Afghan election officials declared Saturday’s result a success despite widespread reports of fraud, worryingly low voter turnout and attacks across the country that killed at least 17 people after the Taliban vowed to disrupt the poll.
“I think that that is premature, with all due respect,” Staffan de Mistura, special representative for U.N. Secretary-General Ban Ki-moon told Reuters in an interview.
“They have done a great job ... But I would wait to talk about success,” he said in Kabul.
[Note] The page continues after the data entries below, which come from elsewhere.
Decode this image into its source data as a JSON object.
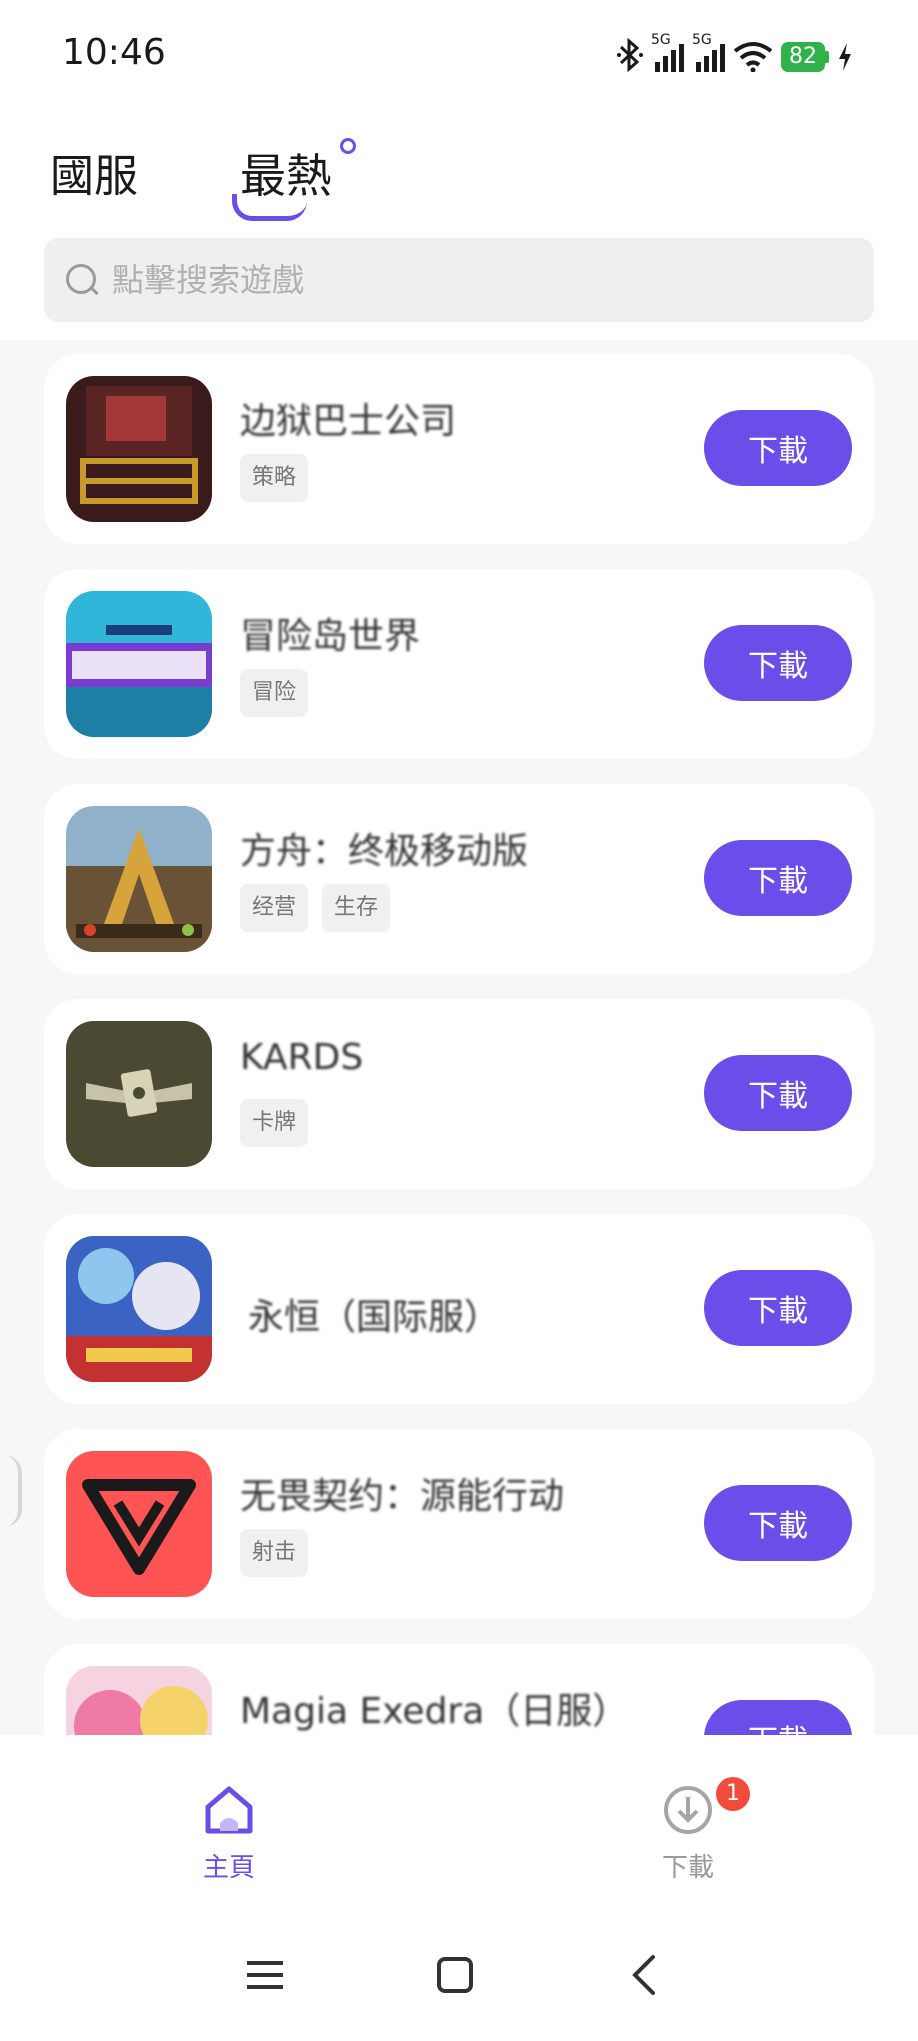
{
  "status_bar": {
    "time": "10:46",
    "signal_label_1": "5G",
    "signal_label_2": "5G",
    "battery": "82"
  },
  "header": {
    "tabs": [
      {
        "label": "國服",
        "active": false
      },
      {
        "label": "最熱",
        "active": true
      }
    ],
    "accent_color": "#6b4dea"
  },
  "search": {
    "placeholder": "點擊搜索遊戲"
  },
  "games": [
    {
      "title": "边狱巴士公司",
      "tags": [
        "策略"
      ],
      "button": "下載",
      "icon": "limbus-company-icon"
    },
    {
      "title": "冒险岛世界",
      "tags": [
        "冒险"
      ],
      "button": "下載",
      "icon": "maplestory-worlds-icon"
    },
    {
      "title": "方舟：终极移动版",
      "tags": [
        "经营",
        "生存"
      ],
      "button": "下載",
      "icon": "ark-mobile-icon"
    },
    {
      "title": "KARDS",
      "tags": [
        "卡牌"
      ],
      "button": "下載",
      "icon": "kards-icon"
    },
    {
      "title": "永恒（国际服）",
      "tags": [],
      "button": "下載",
      "icon": "eternal-icon"
    },
    {
      "title": "无畏契约：源能行动",
      "tags": [
        "射击"
      ],
      "button": "下載",
      "icon": "valorant-icon"
    },
    {
      "title": "Magia Exedra（日服）",
      "tags": [],
      "button": "下載",
      "icon": "magia-exedra-icon"
    }
  ],
  "bottom_nav": {
    "home_label": "主頁",
    "download_label": "下載",
    "download_badge": "1"
  }
}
Election officials pored over votes on Sunday but there will be a long wait before even preliminary results are declared, with ballots still to come in from remote areas and thousands of complaints expected from unsuccessful candidates. The election was being closely watched in Washington ahead of US President Barack Obama’s planned war strategy review in December, which will likely examine the pace and scale of U.S. troop withdrawals after nine years of war.
A flawed poll would weigh on Obama when his administration faces mid-term Congressional elections in November amid sagging public support for the war, with violence at its worst since the Taliban were ousted in 2001.
Some areas have started sending checked ballot boxes back to Kabul, the Independent Election Commission (IEC) told Reuters, but early signs were that almost a million fewer votes were cast than in a flawed 2009 presidential poll.
The IEC said on Saturday the number of Afghans who cast ballots was about 3.6 million, although de Mistura said the final figure would likely be around 4 million.
The IEC has said there were 11.4 million voters but de Mistura said that the real number of eligible voters was probably closer to 10.5 million.
6 children dead in blast
At least six children were killed when a rocket exploded in a village on Sunday in northern Kunduz province, a provincial official and the Afghan interior ministry said.
The incident happened in Ali Abad district of Kunduz, which took the brunt of attacks by the Taliban insurgents on Saturday.
Habibullah Mohtashim, the district chief of Ali Abad, said eight children were killed while playing with a rocket round left lying on the ground.